The Helwan Wax Museum is a small public museum located in the suburb of Helwan, in Cairo, Egypt, close to the Ain Helwan Metro station. It houses 116 statues and 26 scenes. The museum was established in 1934, however it is currently closed for renovations.

== History ==
The Wax Museum was built in 1934 by artist Fouad (George) Abdel-Malek, who studied waxworks in France. He received much help from a group of devoted artists and art admirers, who were inspired by internationally acclaimed waxwork museums in London, Amsterdam, Hong Kong, Las Vegas and New York. The Wax Museum in Egypt was initially opened at Tigran Palace at Ibrahim Pasha St. and moved in 1937 to a villa at Qasr al-Eini St. before it eventually arrived in its present seat in Ain Helwan district. Although the museum was opened officially in its current venue on August 6, 1950, it was added to the list of art museums supervised by the Ministry of Culture represented by the Sector of Fine Art in 1997.

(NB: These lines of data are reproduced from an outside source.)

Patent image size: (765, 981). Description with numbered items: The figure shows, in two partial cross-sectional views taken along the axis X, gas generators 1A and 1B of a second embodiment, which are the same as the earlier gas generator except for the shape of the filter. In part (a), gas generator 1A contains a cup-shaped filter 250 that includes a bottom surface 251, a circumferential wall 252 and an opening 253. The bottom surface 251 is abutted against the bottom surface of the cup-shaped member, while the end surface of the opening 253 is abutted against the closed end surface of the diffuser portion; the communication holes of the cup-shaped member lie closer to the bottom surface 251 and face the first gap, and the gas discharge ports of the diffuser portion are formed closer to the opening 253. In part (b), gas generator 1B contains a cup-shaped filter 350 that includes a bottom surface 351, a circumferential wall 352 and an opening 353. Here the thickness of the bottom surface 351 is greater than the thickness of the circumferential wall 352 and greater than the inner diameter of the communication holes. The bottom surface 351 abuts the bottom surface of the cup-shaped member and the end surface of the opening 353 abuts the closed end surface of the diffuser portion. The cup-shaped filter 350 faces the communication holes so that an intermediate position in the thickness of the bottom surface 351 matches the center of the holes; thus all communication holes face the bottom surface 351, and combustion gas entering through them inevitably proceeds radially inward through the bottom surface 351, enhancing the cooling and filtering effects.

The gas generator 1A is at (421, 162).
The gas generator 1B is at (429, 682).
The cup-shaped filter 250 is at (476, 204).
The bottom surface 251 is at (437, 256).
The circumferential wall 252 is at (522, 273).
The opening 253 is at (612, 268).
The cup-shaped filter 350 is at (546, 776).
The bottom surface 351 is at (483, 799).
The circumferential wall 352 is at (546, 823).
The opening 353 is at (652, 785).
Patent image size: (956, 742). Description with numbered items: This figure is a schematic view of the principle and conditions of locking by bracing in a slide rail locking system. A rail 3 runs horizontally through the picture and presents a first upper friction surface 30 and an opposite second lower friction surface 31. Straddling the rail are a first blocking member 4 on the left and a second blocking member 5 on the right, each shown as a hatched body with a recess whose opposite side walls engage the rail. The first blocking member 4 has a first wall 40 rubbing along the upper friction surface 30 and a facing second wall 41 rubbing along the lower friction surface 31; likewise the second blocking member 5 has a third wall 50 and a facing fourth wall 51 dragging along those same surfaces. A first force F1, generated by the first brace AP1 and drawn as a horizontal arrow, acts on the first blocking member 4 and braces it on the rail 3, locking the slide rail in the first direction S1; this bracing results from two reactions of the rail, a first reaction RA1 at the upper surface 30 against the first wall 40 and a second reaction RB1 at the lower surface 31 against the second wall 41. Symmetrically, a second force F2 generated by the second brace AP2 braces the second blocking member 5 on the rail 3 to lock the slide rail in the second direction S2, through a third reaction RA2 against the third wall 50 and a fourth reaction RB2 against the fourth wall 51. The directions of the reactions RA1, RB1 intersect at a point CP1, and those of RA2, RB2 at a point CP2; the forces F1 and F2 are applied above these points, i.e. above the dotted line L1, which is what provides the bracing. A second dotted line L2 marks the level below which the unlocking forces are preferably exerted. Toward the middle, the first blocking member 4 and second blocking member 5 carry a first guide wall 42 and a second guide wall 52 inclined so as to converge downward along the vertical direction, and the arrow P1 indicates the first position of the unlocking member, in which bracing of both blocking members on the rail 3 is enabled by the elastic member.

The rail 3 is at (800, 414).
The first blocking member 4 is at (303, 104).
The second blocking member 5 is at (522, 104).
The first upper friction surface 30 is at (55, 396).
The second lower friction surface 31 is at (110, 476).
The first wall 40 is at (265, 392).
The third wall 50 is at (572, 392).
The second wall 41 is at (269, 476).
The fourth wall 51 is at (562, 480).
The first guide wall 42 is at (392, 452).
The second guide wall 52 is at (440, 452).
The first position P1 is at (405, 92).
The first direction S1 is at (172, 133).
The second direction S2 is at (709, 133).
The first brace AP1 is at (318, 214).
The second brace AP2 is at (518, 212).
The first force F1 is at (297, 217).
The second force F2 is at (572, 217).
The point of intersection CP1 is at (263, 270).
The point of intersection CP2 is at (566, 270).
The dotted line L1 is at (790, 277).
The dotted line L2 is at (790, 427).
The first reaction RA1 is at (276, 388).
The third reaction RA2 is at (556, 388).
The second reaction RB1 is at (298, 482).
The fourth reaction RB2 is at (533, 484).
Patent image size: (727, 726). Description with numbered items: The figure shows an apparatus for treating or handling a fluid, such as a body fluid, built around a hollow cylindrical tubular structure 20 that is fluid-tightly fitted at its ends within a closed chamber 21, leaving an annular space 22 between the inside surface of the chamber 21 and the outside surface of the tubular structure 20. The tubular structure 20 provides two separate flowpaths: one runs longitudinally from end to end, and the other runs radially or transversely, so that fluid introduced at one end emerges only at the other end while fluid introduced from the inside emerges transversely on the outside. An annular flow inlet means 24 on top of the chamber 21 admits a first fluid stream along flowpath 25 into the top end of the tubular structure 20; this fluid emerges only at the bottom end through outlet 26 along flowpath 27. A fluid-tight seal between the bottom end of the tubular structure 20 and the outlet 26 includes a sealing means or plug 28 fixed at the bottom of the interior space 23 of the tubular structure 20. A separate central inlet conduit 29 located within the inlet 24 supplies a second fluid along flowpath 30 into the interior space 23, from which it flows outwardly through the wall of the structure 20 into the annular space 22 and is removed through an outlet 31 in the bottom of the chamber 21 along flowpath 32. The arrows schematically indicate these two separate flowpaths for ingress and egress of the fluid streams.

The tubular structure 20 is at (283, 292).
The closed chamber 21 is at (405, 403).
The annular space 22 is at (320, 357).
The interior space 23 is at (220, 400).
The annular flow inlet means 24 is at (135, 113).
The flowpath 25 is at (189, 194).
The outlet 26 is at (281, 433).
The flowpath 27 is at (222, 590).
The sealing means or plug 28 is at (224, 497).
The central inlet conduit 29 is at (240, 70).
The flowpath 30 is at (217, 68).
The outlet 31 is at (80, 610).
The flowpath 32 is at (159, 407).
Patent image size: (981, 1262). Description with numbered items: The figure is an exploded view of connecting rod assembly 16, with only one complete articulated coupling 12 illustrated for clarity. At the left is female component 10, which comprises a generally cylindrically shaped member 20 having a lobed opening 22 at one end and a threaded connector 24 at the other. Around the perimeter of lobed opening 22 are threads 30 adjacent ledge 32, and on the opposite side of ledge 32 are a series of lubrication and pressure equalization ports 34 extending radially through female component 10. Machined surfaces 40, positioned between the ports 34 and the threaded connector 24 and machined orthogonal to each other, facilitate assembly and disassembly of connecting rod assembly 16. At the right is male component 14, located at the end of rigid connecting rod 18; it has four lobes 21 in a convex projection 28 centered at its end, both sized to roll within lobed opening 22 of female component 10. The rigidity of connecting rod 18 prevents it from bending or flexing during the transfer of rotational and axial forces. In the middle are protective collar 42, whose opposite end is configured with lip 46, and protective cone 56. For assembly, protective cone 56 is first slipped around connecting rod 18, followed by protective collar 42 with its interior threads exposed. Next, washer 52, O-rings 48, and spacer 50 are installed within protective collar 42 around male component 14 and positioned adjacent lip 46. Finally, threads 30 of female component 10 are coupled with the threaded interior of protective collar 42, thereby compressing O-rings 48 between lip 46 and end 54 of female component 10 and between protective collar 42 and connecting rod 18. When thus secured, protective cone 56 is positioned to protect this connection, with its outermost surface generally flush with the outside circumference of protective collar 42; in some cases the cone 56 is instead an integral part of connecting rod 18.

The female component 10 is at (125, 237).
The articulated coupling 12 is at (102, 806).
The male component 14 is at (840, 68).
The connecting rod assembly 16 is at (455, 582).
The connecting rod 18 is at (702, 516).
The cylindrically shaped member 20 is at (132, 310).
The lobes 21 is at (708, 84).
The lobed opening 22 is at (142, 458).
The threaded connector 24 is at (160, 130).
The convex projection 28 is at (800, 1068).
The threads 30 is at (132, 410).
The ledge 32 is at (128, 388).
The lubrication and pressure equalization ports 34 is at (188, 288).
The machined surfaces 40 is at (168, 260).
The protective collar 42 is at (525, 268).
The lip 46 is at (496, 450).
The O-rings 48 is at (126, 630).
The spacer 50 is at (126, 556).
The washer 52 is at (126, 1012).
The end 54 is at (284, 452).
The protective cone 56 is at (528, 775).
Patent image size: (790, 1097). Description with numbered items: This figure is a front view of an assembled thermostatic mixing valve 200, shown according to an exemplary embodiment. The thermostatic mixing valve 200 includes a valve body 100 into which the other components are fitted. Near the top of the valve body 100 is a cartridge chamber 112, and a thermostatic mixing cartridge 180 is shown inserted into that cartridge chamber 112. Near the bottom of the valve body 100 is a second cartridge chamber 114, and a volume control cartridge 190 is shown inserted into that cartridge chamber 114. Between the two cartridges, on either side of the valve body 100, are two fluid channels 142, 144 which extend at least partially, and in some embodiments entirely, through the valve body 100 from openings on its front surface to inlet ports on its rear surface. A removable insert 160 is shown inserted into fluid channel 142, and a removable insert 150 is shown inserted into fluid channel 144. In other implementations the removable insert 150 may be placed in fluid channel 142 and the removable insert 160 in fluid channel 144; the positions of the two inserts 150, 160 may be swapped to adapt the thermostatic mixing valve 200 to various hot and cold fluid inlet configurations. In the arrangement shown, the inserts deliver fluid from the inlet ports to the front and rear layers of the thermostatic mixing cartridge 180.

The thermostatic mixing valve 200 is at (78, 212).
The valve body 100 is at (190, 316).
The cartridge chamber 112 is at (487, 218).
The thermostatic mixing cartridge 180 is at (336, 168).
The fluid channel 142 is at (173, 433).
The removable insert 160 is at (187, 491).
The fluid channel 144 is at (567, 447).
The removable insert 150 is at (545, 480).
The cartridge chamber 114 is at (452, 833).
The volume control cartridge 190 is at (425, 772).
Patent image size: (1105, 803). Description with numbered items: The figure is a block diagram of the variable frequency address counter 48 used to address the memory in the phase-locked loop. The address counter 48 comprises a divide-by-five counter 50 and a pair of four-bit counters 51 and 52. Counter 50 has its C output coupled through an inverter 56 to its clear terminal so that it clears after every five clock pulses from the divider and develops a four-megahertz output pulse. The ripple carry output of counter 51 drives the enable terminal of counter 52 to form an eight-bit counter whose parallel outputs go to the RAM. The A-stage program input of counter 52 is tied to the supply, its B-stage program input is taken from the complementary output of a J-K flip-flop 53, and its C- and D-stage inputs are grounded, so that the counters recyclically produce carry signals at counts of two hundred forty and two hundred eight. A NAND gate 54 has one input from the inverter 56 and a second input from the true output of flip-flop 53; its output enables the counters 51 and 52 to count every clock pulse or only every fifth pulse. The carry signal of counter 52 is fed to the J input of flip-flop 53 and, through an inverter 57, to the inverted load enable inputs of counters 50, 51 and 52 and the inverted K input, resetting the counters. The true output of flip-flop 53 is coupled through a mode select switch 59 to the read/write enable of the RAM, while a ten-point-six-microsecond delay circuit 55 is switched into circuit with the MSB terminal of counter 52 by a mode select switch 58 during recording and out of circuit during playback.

Due to the lack of air conditioning, many of the wax sculptures on display exhibit visible damage and signs of repeated touch-ups.

As of early 2009, the museum has been closed for renovations. It was able to reopen partially in 2014, but closed again due to COVID-19.

== Collections ==
The museum's exhibits include 26 panoramic views and 116 wax sculptures, across 44 rooms. It contains exhibits of wax sculptures demonstrating important figures from Egyptian history and idealized traditional Egyptian culture. Some figures shown include Salah El-Din El-Ayoubi (Saladin), King Richard I "The Lionheart" of England, Amr Ibn Al-As, Cleopatra and President Gamal Abdel Nasser. Columns of shrines and traditional dresses also add to the curiosity-arousing atmosphere created in the museum. The exhibits are the reconstruction of religious, social and historical scenes and events such as the Virgin Mary, Jesus the Christ and her cousin at the cave of Abu-Serga in old Cairo. The last moments in the life of Egypt's Queen Cleopatra are also reconstructed. Cleopatra, in the throes of death, is seen escorted by her maid of honour and a priest. Visitors will also come across King Solomon and his throne. Other panoramic views illustrate Mohammed Ali Pasha inspecting the fleet of ships and the opening of Suez Canal.